Springfield Clark CTC terminated a custodial supervisor for a variety of reasons, including, going into his supervisor’s office and reviewing, copying, and removing documents, all of which were supported by video.  The employee had been the subject of prior discipline and had been placed on an improvement plan which was never started.

During the termination process, the employee was given a pre-disciplinary hearing where he was provided with details of all of the allegations.  He was also given an opportunity to provide evidence in his defense.  Following this meeting, the Superintendent recommended termination, and a hearing was held before the Board of Education from which a transcript was created.  The employee did not call any witnesses.   Following the hearing, the Board of Education terminated the employee.

The employee appealed to the Common Pleas Court which overruled the termination.  As the basis for this reversal, the trial court made several findings.  First, the trial court ruled that an employee had a “presumption of innocence” and that the process violated “fundamental fairness” citing that it was the employer’s burden of proving the misconduct.  In support, the trial court cited a passage from the letter from the Superintendent that stated “because the allegation of misconduct has not been disproven” and thus it is “determined to be an act of malfeasance”. 

The trial court also took issue with the fact that the employee’s supervisor did not testify at the hearing, denying the employee his fundamental right of cross-examination.

Lastly, the trial court gave little to no deference to the Board of Education’s findings and decision, despite the wealth of evidence introduced at the hearing regarding past discipline, the video evidence provided, the Superintendent’s testimony, and the lack of credible evidence in the employee’s defense.  Of note, the trial court stated that the Superintendent’s testimony was unreliable hearsay, despite accepting the employee’s introduction of unsupported hearsay testimony.

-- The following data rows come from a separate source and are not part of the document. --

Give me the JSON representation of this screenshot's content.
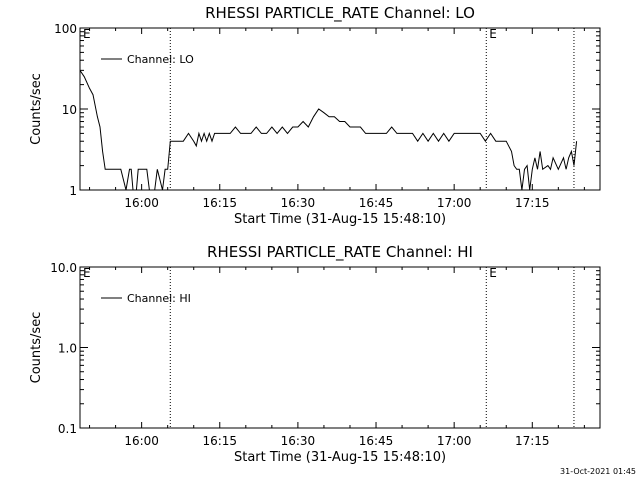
{
  "footer": {
    "timestamp": "31-Oct-2021 01:45"
  },
  "chart_data": [
    {
      "type": "line",
      "title": "RHESSI PARTICLE_RATE Channel: LO",
      "xlabel": "Start Time (31-Aug-15 15:48:10)",
      "ylabel": "Counts/sec",
      "yscale": "log",
      "ylim": [
        1,
        100
      ],
      "xlim": [
        "15:48:10",
        "17:28:00"
      ],
      "x_tick_labels": [
        "16:00",
        "16:15",
        "16:30",
        "16:45",
        "17:00",
        "17:15"
      ],
      "y_tick_labels": [
        "1",
        "10",
        "100"
      ],
      "legend": {
        "label": "Channel: LO",
        "position": "top-left"
      },
      "markers": [
        {
          "time": "15:48:10",
          "label": "E"
        },
        {
          "time": "16:05:30",
          "label": ""
        },
        {
          "time": "17:06:10",
          "label": "E"
        },
        {
          "time": "17:23:00",
          "label": ""
        }
      ],
      "series": [
        {
          "name": "Channel: LO",
          "x": [
            "15:48:10",
            "15:49:00",
            "15:50:00",
            "15:50:40",
            "15:51:30",
            "15:52:00",
            "15:52:30",
            "15:53:00",
            "15:53:30",
            "15:54:00",
            "15:55:00",
            "15:55:20",
            "15:56:00",
            "15:57:00",
            "15:57:40",
            "15:58:00",
            "15:58:20",
            "15:59:00",
            "15:59:20",
            "16:00:00",
            "16:00:30",
            "16:01:00",
            "16:01:30",
            "16:02:00",
            "16:02:30",
            "16:03:00",
            "16:04:00",
            "16:04:30",
            "16:05:00",
            "16:05:30",
            "16:06:00",
            "16:07:00",
            "16:08:00",
            "16:09:00",
            "16:10:00",
            "16:10:30",
            "16:11:00",
            "16:11:30",
            "16:12:00",
            "16:12:30",
            "16:13:00",
            "16:13:30",
            "16:14:00",
            "16:15:00",
            "16:16:00",
            "16:17:00",
            "16:18:00",
            "16:19:00",
            "16:20:00",
            "16:21:00",
            "16:22:00",
            "16:23:00",
            "16:24:00",
            "16:25:00",
            "16:26:00",
            "16:27:00",
            "16:28:00",
            "16:29:00",
            "16:30:00",
            "16:31:00",
            "16:32:00",
            "16:33:00",
            "16:34:00",
            "16:35:00",
            "16:36:00",
            "16:37:00",
            "16:38:00",
            "16:39:00",
            "16:40:00",
            "16:41:00",
            "16:42:00",
            "16:43:00",
            "16:44:00",
            "16:45:00",
            "16:46:00",
            "16:47:00",
            "16:48:00",
            "16:49:00",
            "16:50:00",
            "16:51:00",
            "16:52:00",
            "16:53:00",
            "16:54:00",
            "16:55:00",
            "16:56:00",
            "16:57:00",
            "16:58:00",
            "16:59:00",
            "17:00:00",
            "17:01:00",
            "17:02:00",
            "17:03:00",
            "17:04:00",
            "17:05:00",
            "17:06:00",
            "17:07:00",
            "17:08:00",
            "17:09:00",
            "17:10:00",
            "17:11:00",
            "17:11:30",
            "17:12:00",
            "17:12:30",
            "17:13:00",
            "17:13:30",
            "17:14:00",
            "17:14:30",
            "17:15:00",
            "17:15:30",
            "17:16:00",
            "17:16:30",
            "17:17:00",
            "17:18:00",
            "17:18:30",
            "17:19:00",
            "17:20:00",
            "17:21:00",
            "17:21:30",
            "17:22:00",
            "17:22:30",
            "17:23:00",
            "17:23:30"
          ],
          "y": [
            30,
            25,
            18,
            15,
            8,
            6,
            3,
            1.8,
            1.8,
            1.8,
            1.8,
            1.8,
            1.8,
            1.0,
            1.8,
            1.8,
            1.0,
            1.0,
            1.8,
            1.8,
            1.8,
            1.8,
            1.0,
            1.0,
            1.0,
            1.8,
            1.0,
            1.8,
            1.8,
            4,
            4,
            4,
            4,
            5,
            4,
            3.5,
            5,
            4,
            5,
            4,
            5,
            4,
            5,
            5,
            5,
            5,
            6,
            5,
            5,
            5,
            6,
            5,
            5,
            6,
            5,
            6,
            5,
            6,
            6,
            7,
            6,
            8,
            10,
            9,
            8,
            8,
            7,
            7,
            6,
            6,
            6,
            5,
            5,
            5,
            5,
            5,
            6,
            5,
            5,
            5,
            5,
            4,
            5,
            4,
            5,
            4,
            5,
            4,
            5,
            5,
            5,
            5,
            5,
            5,
            4,
            5,
            4,
            4,
            4,
            3,
            2,
            1.8,
            1.8,
            1.0,
            1.8,
            2,
            1.0,
            1.8,
            2.5,
            1.8,
            3,
            1.8,
            2,
            1.8,
            2.5,
            1.8,
            2.5,
            1.8,
            2.5,
            3,
            2,
            4
          ]
        }
      ]
    },
    {
      "type": "line",
      "title": "RHESSI PARTICLE_RATE Channel: HI",
      "xlabel": "Start Time (31-Aug-15 15:48:10)",
      "ylabel": "Counts/sec",
      "yscale": "log",
      "ylim": [
        0.1,
        10
      ],
      "xlim": [
        "15:48:10",
        "17:28:00"
      ],
      "x_tick_labels": [
        "16:00",
        "16:15",
        "16:30",
        "16:45",
        "17:00",
        "17:15"
      ],
      "y_tick_labels": [
        "0.1",
        "1.0",
        "10.0"
      ],
      "legend": {
        "label": "Channel: HI",
        "position": "top-left"
      },
      "markers": [
        {
          "time": "15:48:10",
          "label": "E"
        },
        {
          "time": "16:05:30",
          "label": ""
        },
        {
          "time": "17:06:10",
          "label": "E"
        },
        {
          "time": "17:23:00",
          "label": ""
        }
      ],
      "series": [
        {
          "name": "Channel: HI",
          "x": [],
          "y": []
        }
      ]
    }
  ]
}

The Board appealed the trial court’s decision.

The Court of Appeals found that all required due process was provided.  He was given a pre-disciplinary hearing where he was presented with all allegations against him.  He was given the chance to call witnesses and to be represented by an attorney.  The Court of Appeals further stated that the standard applied by the trial court of a presumption of innocence was in error, stating the only burden on an employer is to provide evidence sufficient to justify termination.  The trial court’s characterization of the language in the Superintendent’s letter was described as flawed reasoning.

Regarding the lack of testimony and ability to cross-examine, the Court of Appeals specifically stated that cross-examination is not an absolute requirement for due process.

As to the lack of deference, after reviewing the record, the Court of Appeals found the trial court gave no deference to the Board of Education’s credibility decisions and resolution of evidentiary conflicts, instead expressing the court’s view of what the discipline should have been.  Thus, the Court of Appeals found the trial court erred and reversed the decision.

What this means to your district:  It is absolutely pertinent that the appropriate process is followed.  In this instance, that adherence allowed the District to obtain a positive result even after receiving a decision from the trial court that relied on “flawed reasoning.”